Le saut vers la comédie musicale date donc de cette époque ?
Oui, je me suis spécialisé dans des techniques adaptées au théâtre et à la danse, tant dans le choix des matières que dans la fabrication, et assez éloignées de ce que j’ai appris en couture académique. De cette époque, j’ai également gardé de nombreux contacts, dont de nombreux artistes indépendants, qui m’ont permis d’exercer régulièrement pour ce type de spectacles que j’affectionne, où le mouvement tient une place particulière… j’ai même travaillé pour un contorsionniste ! Les costumes doivent avoir suffisamment d’ampleur pour remplir l’espace de la scène et en même temps révéler l’interprétation corporelle des artistes.
C’est un fait que les costumes de Panique à Bord sont près du corps…
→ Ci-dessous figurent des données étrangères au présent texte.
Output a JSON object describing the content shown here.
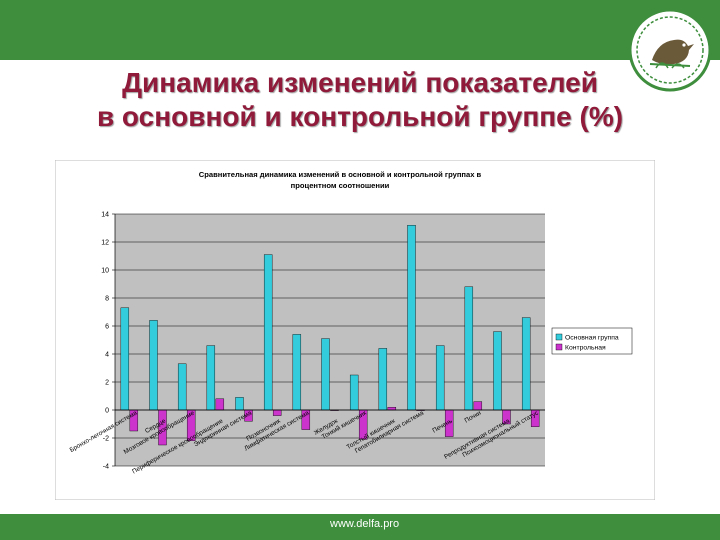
{
  "slide": {
    "title_line1": "Динамика изменений показателей",
    "title_line2": "в основной и контрольной группе (%)",
    "footer_url": "www.delfa.pro",
    "colors": {
      "header_green": "#3e8e3e",
      "title": "#8f1a3a"
    },
    "logo_icon": "bird-logo-icon"
  },
  "chart_data": {
    "type": "bar",
    "title": "Сравнительная динамика изменений в основной и контрольной группах в процентном соотношении",
    "ylim": [
      -4,
      14
    ],
    "yticks": [
      -4,
      -2,
      0,
      2,
      4,
      6,
      8,
      10,
      12,
      14
    ],
    "grid": true,
    "legend_position": "right",
    "categories": [
      "Бронхо-легочная система",
      "Сердце",
      "Мозговое кровообращение",
      "Периферическое кровообращение",
      "Эндокринная система",
      "Позвоночник",
      "Лимфатическая система",
      "Желудок",
      "Тонкий кишечник",
      "Толстый кишечник",
      "Гепатобилиарная система",
      "Печень",
      "Почки",
      "Репродуктивная система",
      "Психоэмоциональный статус"
    ],
    "series": [
      {
        "name": "Основная группа",
        "color": "#33ccdd",
        "values": [
          7.3,
          6.4,
          3.3,
          4.6,
          0.9,
          11.1,
          5.4,
          5.1,
          2.5,
          4.4,
          13.2,
          4.6,
          8.8,
          5.6,
          6.6
        ]
      },
      {
        "name": "Контрольная",
        "color": "#cc33cc",
        "values": [
          -1.5,
          -2.5,
          -2.2,
          0.8,
          -0.8,
          -0.4,
          -1.4,
          0.0,
          -2.1,
          0.2,
          0.0,
          -1.9,
          0.6,
          -1.0,
          -1.2
        ]
      }
    ]
  }
}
Disons que les filles sont glamour et que les garçons sont sexy, c’était dans le cahier des charges assez précis de Stéphane, avant même que Agnès prenne la relève et façonne plus précisément les personnages [NDLR : Stéphane Laporte, auteur du livret et des paroles et Agnès Boury, metteur en scène]. Il y a pas mal de second degré et d’exagération dans l’uniforme de marine outre-mer du commandant en second et dans la panoplie de Pierre de Poitiers tirée tout droit d’un magazine branchouille ; le fait que les deux vêtements soient un peu étriqués est l’indice d’un certain manque de classe et de naturel, et cela les rend légèrement et gentiment ridicules. De même, Kevin est la caricature parfaite des « djeuns » d’aujourd’hui : lookés, séducteurs et pourtant si fragiles. Chez les filles, les tenues défilent. On peut parler de la robe hispanisante de Jenny, qu’elle modifie à volonté, tantôt robe longue sage à frou-frou, tantôt déshabillé affriolant avec boa. Et bien sûr, l’ensemble cuir SM de Madeleine avec cuissardes et collier à clou, dont le but est plus d’évoquer la candeur (elle a probablement acheté cette panoplie spécialement pour la croisière) que la moindre perversion. La mise en scène admirable et drôle du duo en cuir fait le reste. Sans vouloir minimiser mon travail, j’avoue que la bonne adaptation des costumes aux personnages et à la mise en scène est largement assurée par la précision des éléments fournis par les auteurs, la mise en scène et les acteurs.
Quels sont vos projets ?
Je travaille actuellement pour des artistes indépendants, dont une danseuse qui prépare un spectacle à base de musiques orientales, un peu indiennes. Le tissu flottant jouera un grand rôle, comme c’est de règle là-bas. J’entends parler de pas mal de projets musicaux, mais je sais bien que bien peu verront le jour malheureusement. Donc je ne vais pas faire mariner vos lecteurs, après Panique à Bord, mes projets sont encore assez… vagues !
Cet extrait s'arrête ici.